Dans cet article, on parle de la digitalisation des médias, de ce qui a été fait, et de ce qui reste à faire !

 

La digitalisation, ça veut dire quoi ?

La digitalisation d’un service, d’après le Larousse, c’est le « processus de transformation des services (financiers, commerciaux) d’une entreprise, par un recours accru aux technologies de l’information ». Pour votre banque par exemple, c’est le fait de vous proposer un site internet ou une application, où vous pouvez consulter vos comptes, imprimez vos RIB, effectuez vos virements tout seul.

Cette définition de la numérisation (le nom français officiel de la digitalisation), nous l’avons trouvée… en ligne ! Et elle nous offre un bon exemple d’une entreprise (Larousse) qui a été obligée de se digitaliser et de faire évoluer son business model. En effet, la vente de dictionnaires est en baisse depuis des années (48% perdus depuis 2008), depuis l’arrivée du CD-Rom en 1989. Depuis, les dictionnaires comme Larousse ou le Petit Robert offrent aussi des versions numériques (sites internet accessibles à tous), financées par la publicité et proposent aux abonnés d’accéder à des versions sans publicité.

Et pour les médias écrits comme les magazines, les journaux ou les médias vidéo, quelles ont été les conséquences de la digitalisation, souvent vécue comme forcée ?

 

La digitalisation des radios

Dans Good Morning England, la radio pirate émettait librement depuis un bateau. En France, les radios libres sont « nées » en 1981, et les premières webradios sont apparues au début des années 2000. La plus emblématique, c’est Arteradio.com, qui émet en ligne depuis 20 ans déjà (lancée en 2002). Plus besoin d’un poste de radio : les radios ont investi le digital, soit en créant leurs propres applications comme RFM, Nostalgie, France Bleu pour écouter les programmes en direct, soit en intégrant des applications qui regroupent toutes les radios, comme Radioplayer ou TuneIn.
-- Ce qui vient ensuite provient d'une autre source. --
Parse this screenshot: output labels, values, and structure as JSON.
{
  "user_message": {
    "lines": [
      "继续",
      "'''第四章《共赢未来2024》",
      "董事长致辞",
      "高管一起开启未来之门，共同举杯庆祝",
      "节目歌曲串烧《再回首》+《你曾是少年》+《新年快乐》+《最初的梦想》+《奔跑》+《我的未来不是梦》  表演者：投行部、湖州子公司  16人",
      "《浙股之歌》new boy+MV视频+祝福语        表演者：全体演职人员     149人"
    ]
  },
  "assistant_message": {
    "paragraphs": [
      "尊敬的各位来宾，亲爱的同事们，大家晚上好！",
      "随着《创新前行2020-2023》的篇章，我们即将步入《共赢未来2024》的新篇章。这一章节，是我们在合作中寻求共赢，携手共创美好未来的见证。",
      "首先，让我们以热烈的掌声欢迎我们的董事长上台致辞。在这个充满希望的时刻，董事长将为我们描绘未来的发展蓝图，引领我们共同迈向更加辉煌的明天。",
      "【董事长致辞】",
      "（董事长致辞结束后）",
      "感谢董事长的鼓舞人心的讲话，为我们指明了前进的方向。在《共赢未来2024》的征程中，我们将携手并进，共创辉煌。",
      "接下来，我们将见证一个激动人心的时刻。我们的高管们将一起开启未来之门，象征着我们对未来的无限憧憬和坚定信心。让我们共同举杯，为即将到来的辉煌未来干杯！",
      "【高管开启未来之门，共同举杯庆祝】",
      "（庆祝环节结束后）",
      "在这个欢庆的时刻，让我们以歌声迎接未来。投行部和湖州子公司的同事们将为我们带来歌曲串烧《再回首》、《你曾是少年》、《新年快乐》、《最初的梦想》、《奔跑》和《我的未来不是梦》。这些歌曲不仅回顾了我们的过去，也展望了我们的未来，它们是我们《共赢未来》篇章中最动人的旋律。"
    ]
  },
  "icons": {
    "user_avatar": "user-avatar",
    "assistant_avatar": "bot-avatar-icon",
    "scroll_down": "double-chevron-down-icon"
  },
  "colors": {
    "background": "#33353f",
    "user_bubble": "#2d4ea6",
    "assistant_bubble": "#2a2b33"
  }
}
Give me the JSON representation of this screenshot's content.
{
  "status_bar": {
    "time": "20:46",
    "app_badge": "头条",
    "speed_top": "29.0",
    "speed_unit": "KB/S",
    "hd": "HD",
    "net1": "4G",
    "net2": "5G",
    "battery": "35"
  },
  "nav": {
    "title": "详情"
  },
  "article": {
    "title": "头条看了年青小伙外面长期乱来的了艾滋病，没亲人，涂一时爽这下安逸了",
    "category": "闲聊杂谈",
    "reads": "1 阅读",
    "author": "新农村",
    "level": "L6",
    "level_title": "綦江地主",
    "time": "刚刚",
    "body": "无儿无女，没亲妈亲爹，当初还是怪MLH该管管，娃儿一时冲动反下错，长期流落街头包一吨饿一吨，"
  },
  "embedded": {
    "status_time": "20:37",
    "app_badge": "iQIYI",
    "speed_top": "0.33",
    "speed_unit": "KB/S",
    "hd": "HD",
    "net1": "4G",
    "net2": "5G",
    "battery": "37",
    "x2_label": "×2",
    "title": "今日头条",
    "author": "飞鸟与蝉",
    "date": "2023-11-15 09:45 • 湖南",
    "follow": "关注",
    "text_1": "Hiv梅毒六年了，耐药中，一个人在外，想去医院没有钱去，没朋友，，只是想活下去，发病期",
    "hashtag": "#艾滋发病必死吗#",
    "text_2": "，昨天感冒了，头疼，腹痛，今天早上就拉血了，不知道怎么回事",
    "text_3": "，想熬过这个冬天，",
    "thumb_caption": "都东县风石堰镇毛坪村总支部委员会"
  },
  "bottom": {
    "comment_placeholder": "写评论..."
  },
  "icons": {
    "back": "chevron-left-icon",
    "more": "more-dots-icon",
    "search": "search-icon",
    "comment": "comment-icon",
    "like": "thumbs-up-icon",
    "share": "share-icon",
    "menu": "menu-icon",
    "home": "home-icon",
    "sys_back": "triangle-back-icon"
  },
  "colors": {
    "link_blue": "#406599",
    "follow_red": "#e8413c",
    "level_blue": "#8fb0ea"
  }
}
De septembre 2020 à juin 2021, près de 3 Français sur 4 ont écouté la radio selon les chiffres de Médiamétrie. Avec 8,3 millions d’individus qui écoutent la radio sur des supports numériques chaque jour, la digitalisation des radios est en bonne voie.

Si le standard est toujours là et que les auditeurs peuvent toujours passer à l’antenne (sur France Inter le matin, ou dans l’émission de Difool sur Skyrock), les radios ont bien compris l’intérêt d’avoir des oreilles et une présence sur… les réseaux sociaux. Ainsi, chaque jour, l’équipe du Virgin Tonic de Manu Payet propose des sondages et la dénommée Ginger a les yeux rivés sur les réactions des auditeurs sur Twitter. Un bon moyen d’utiliser les réseaux sociaux pour faire la publicité de leur émission.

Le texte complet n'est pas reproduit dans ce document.